Samaj began his academic training in fine arts in San Francisco where he simultaneously pursued music, dance and painting at The S.F. Conservatory of Music, Anna Halprin's Dance Workshop and the School of Art at Antioch University West respectively. So it is not surprising that his paintings are imbued with musical rhythms of line and color; that they are each a choreography of elements, which create distinct and whole compositions. As if he were working with stage and dancers rather than canvas and pigment.
As for the artist's clarity and determination displayed in the body of work as a whole, and his ability to create a fluid lexicon in the language of American painting, the late Dr. Francis Coelho, peer at Antioch University West, with whom Samaj studied and worked with during much of the 70's, said in a 1990 interview with art critic John Boylan that he saw Samaj carrying on the tradition of the northwest abstract artists.
In a 1994 letter of introduction to Gallerist Walter Bieri, of the Basel Zangbieri Gallery, art critic Deloris Tarzan Ament wrote of Samaj that he was, "a serious contribution to Northwest Art." A body of work spanning 4 decades attests to this, while his most recent series affirms unequivocally his standing as an American painter.

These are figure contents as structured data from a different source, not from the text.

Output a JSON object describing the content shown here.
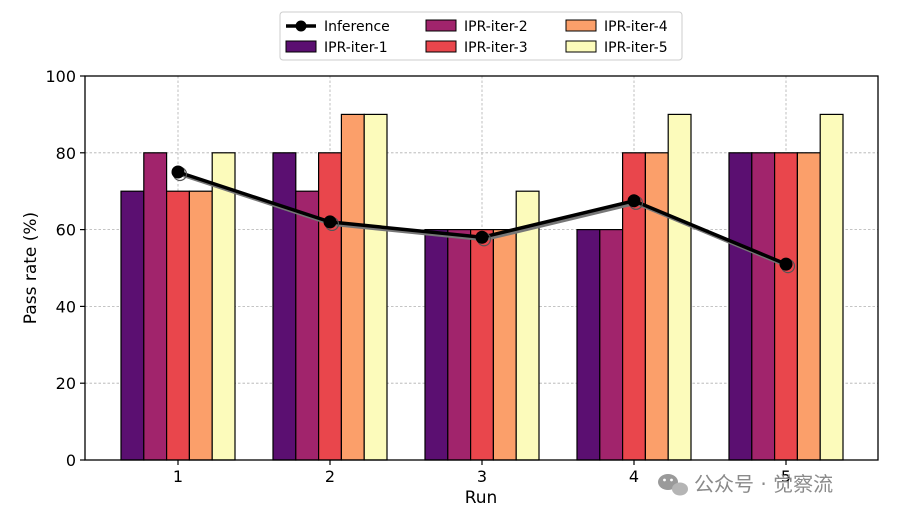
{
  "chart_data": {
    "type": "bar",
    "categories": [
      "1",
      "2",
      "3",
      "4",
      "5"
    ],
    "xlabel": "Run",
    "ylabel": "Pass rate (%)",
    "ylim": [
      0,
      100
    ],
    "yticks": [
      0,
      20,
      40,
      60,
      80,
      100
    ],
    "grid": true,
    "legend_position": "top-center",
    "series": [
      {
        "name": "IPR-iter-1",
        "color": "#5b0f71",
        "values": [
          70,
          80,
          60,
          60,
          80
        ]
      },
      {
        "name": "IPR-iter-2",
        "color": "#a1246c",
        "values": [
          80,
          70,
          60,
          60,
          80
        ]
      },
      {
        "name": "IPR-iter-3",
        "color": "#e9464c",
        "values": [
          70,
          80,
          60,
          80,
          80
        ]
      },
      {
        "name": "IPR-iter-4",
        "color": "#fb9f6a",
        "values": [
          70,
          90,
          60,
          80,
          80
        ]
      },
      {
        "name": "IPR-iter-5",
        "color": "#fcfbbb",
        "values": [
          80,
          90,
          70,
          90,
          90
        ]
      }
    ],
    "line": {
      "name": "Inference",
      "color": "#000000",
      "values": [
        75,
        62,
        58,
        67.5,
        51
      ]
    },
    "legend_order": [
      "Inference",
      "IPR-iter-1",
      "IPR-iter-2",
      "IPR-iter-3",
      "IPR-iter-4",
      "IPR-iter-5"
    ]
  },
  "watermark": {
    "text": "公众号 · 觉察流",
    "icon": "wechat-icon"
  }
}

This present series displays a matrix of dichotomies ranging from abstract theory to tangible realities of material, color, texture, line quality, brush stroke; their physical and esoteric aspects juxtapose in delicate counterpoint in such a way as to be unique to this artist. The point of departure being the abstract expressionist of the North West School, chiefly Tobey and Callahan; Samaj has developed from his influences a visual voice and iconography distinctly his own- Samaj has arrived in his own space. As Coelho said of Samaj, "In his knowledge there is a science. It's the definition of aesthetics: the science of beauty."